Morreu no domingo (09), aos 62 anos, o artista plástico e fotógrafo Mário Cravo Neto. Ele foi cremado na manhã desta segunda-feira, em Salvador. Fotógrafo e escultor, Neto estava internado há três semanas no Hospital Aliança, na capital baiana. Ele chegou a passar um ano em São Paulo lutando contra o câncer de pele.

Foto Mário Cravo Neto

Nascido em 1947 em Salvador (BA), Cravo Neto começou na arte aos 18 anos, desenvolvendo trabalhos em escultura e fotografia. Filho do escultor Mário Cravo Júnior, ele viveu em Nova York nos anos 60.
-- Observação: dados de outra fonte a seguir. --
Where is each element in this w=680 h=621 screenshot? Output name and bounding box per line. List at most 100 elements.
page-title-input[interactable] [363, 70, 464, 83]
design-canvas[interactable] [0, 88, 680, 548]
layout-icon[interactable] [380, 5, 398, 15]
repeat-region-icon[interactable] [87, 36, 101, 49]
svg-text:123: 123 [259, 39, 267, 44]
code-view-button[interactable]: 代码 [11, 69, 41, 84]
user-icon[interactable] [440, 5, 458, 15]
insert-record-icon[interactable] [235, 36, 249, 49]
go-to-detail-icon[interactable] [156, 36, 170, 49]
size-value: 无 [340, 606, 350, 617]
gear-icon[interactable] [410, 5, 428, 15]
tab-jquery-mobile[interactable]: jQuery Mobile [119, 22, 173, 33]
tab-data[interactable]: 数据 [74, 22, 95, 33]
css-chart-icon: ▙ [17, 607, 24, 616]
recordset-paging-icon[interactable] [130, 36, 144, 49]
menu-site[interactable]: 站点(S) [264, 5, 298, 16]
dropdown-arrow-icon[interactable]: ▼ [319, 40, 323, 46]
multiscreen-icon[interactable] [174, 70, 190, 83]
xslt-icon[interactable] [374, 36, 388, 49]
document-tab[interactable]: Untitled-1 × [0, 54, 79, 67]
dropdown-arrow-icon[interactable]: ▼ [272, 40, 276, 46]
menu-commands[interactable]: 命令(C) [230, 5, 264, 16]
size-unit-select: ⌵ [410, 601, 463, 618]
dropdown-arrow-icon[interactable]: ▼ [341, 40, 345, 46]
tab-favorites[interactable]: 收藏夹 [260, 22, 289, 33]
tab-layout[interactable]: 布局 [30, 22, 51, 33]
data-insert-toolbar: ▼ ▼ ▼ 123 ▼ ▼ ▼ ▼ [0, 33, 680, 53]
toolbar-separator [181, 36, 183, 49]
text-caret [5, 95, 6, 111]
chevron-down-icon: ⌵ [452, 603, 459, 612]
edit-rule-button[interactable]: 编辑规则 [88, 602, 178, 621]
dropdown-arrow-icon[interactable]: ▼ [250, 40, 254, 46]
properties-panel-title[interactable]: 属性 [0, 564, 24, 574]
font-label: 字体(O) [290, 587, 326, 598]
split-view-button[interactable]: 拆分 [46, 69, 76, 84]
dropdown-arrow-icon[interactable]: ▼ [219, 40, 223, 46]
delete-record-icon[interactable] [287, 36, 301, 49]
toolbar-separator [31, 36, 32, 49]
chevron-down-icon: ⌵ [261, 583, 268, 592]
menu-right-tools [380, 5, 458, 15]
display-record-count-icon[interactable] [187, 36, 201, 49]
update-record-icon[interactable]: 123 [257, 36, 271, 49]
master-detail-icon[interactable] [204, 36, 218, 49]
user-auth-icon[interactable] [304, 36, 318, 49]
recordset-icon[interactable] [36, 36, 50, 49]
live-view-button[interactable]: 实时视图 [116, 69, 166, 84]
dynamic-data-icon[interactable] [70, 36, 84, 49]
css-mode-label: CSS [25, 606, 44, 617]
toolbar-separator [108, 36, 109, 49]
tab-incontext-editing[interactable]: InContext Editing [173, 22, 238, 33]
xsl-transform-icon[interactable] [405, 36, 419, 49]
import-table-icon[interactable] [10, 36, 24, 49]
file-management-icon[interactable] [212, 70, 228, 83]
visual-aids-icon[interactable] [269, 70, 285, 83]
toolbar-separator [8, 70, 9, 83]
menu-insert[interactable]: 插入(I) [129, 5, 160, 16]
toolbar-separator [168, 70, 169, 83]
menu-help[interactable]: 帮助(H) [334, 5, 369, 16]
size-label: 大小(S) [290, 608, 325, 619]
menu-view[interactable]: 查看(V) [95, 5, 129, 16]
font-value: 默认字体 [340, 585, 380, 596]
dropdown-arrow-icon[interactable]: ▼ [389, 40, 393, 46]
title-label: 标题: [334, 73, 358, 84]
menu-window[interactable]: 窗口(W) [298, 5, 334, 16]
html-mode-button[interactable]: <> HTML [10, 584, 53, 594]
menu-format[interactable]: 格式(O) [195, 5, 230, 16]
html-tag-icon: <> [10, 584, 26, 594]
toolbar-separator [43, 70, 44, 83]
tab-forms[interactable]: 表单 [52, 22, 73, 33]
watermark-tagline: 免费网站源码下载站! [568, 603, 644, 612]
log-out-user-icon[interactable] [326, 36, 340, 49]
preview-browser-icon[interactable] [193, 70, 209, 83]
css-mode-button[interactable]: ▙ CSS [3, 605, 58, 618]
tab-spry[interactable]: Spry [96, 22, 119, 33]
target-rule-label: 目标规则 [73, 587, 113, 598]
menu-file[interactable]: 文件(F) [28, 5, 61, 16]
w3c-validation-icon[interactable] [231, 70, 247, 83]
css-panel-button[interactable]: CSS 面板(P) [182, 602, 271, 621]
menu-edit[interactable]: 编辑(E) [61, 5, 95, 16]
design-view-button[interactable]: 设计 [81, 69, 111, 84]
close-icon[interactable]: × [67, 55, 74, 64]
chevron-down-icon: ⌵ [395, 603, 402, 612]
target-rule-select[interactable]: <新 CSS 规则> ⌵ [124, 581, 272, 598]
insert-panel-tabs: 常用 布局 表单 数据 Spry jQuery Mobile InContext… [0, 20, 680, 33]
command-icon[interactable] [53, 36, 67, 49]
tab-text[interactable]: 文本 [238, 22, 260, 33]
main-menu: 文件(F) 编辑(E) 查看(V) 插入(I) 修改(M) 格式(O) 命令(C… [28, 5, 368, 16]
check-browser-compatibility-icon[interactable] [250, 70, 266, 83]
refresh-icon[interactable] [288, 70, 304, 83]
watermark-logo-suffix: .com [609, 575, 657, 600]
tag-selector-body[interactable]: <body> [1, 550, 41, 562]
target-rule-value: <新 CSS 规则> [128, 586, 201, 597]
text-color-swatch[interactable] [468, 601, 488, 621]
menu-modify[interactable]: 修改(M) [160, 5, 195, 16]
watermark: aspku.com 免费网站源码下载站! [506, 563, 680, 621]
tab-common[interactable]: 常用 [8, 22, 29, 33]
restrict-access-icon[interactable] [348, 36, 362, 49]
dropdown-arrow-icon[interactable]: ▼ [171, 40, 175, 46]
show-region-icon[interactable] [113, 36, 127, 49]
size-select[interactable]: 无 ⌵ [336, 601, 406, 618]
Lá estudou arte e produziu as primeiras esculturas em acrílico. De volta ao Brasil, escolheu como temas principais para o trabalho, o catolicismo e o candomblé, muito presentes na cultura baiana.

Ele participou de cinco bienais de São Paulo (1971, 1973, 1975, 1977 e 1983), além de inúmeras mostras de fotografia na Europa e nos EUA. Em 1980 e em 1995 foi eleito o melhor fotógrafo do ano pela Associação Paulista de Críticos de Arte.

Mário Cravo Neto também colaborou com as revistas "Popular Photography" e "Câmera 35". Lançou diversos livros, entre eles estão “Ex-Votos“, 1986, “Salvador“, 1999, “Laróyè“, 2000, “Na Terra sob Meus Pés”, 2003, e “O Tigre do Dahomey – A Serpente de Whydah”, 2004.

No dia 05 de abril, ele concedeu uma longa à Revista Muito, encartada no Jornal A Tarde. Veja abaixo:

O mensageiro

Mario Cravo Neto, 61, é um cara afetuoso, mas do seu jeito. Os desavisados devem achá-lo mal-humorado, porque sua doçura não é aparente. Espécie de gênio indomável, dono do seu próprio destino, cresceu no estúdio do pai (que ficava na Avenida Garibaldi) convivendo com artistas e intelectuais, como Carybé, Lina Bo Bardi, Jorge Amado e Pierre Verger, mas fez seu próprio caminho, seu voo solo com fotografias desconcertantes, belas, angustiadas.

Morou em Berlim, em 1964, quando o muro ainda dividia a cidade em socialismo e capitalismo. Ali mesmo, viu um concerto do músico de jazz Miles Davis e uma regência do maestro Stravinsky. Foi nessa época que começou a fotografar, impulsionado pelo ambiente profícuo que o circundava.

No final dos anos 60, desembarcou em Nova York, onde ficou por dois anos trabalhando de forma criativa e intensa com esculturas e fotografias, em delírios movidos por ácidos lisérgicos e a própria cidade, repleta de planos sobre planos, que ele captava em velocidades baixas para fisgar a passagem do tempo.

Nos anos 80, foi deixando a escultura de lado e sendo absorvido pela fotografia sem abandonar os princípios da instalação. Com essa linguagem, criou imagens inesquecíveis, como as que estão no livro Eternal Now. A particularidade que deu aos retratos de seus filhos, pais e amigos tornou seu olhar reconhecido em boa parte do mundo.

Suas imagens do candomblé, no qual ficou imerso por sete anos até tornar-se filho-de-santo, capturam uma Salvador ritualística, em um jogo de forças infinito entre o mágico e o real. Carnaval, festas populares, para ele, são manifestações religiosas, e é esse ângulo que busca em suas imagens.

Um fotógrafo que gosta de experimentar, Mariozinho, como o chamam seus amigos próximos, transforma sua doença (um câncer, com o qual vem convivendo de forma mais intensa nos últimos anos) em mais um elemento a ser usado na sua arte.

Esse adorador de Exu, personagem emblemático no candomblé, que não gosta de hierarquias, é mensageiro de mundos despercebidos. O primeiro encontro com Mario para esta entrevista foi durante a finalização da instalação Bo no MAM, seu trabalho mais recente, que reúne fotos de Voltaire Fraga da década de 50 e ocupam o casarão do Solar do Unhão.

Ele chegou atrasado, mas não se importou de conversar mais de três horas sobre todos os assuntos: filhos, família, fotografia, doença, tratamento, vida, morte. Nos encontramos de novo em sua casa, em Castelo Branco, cercada por mata, fotos e desejos. Mario é um homem que não se arrepende de nada.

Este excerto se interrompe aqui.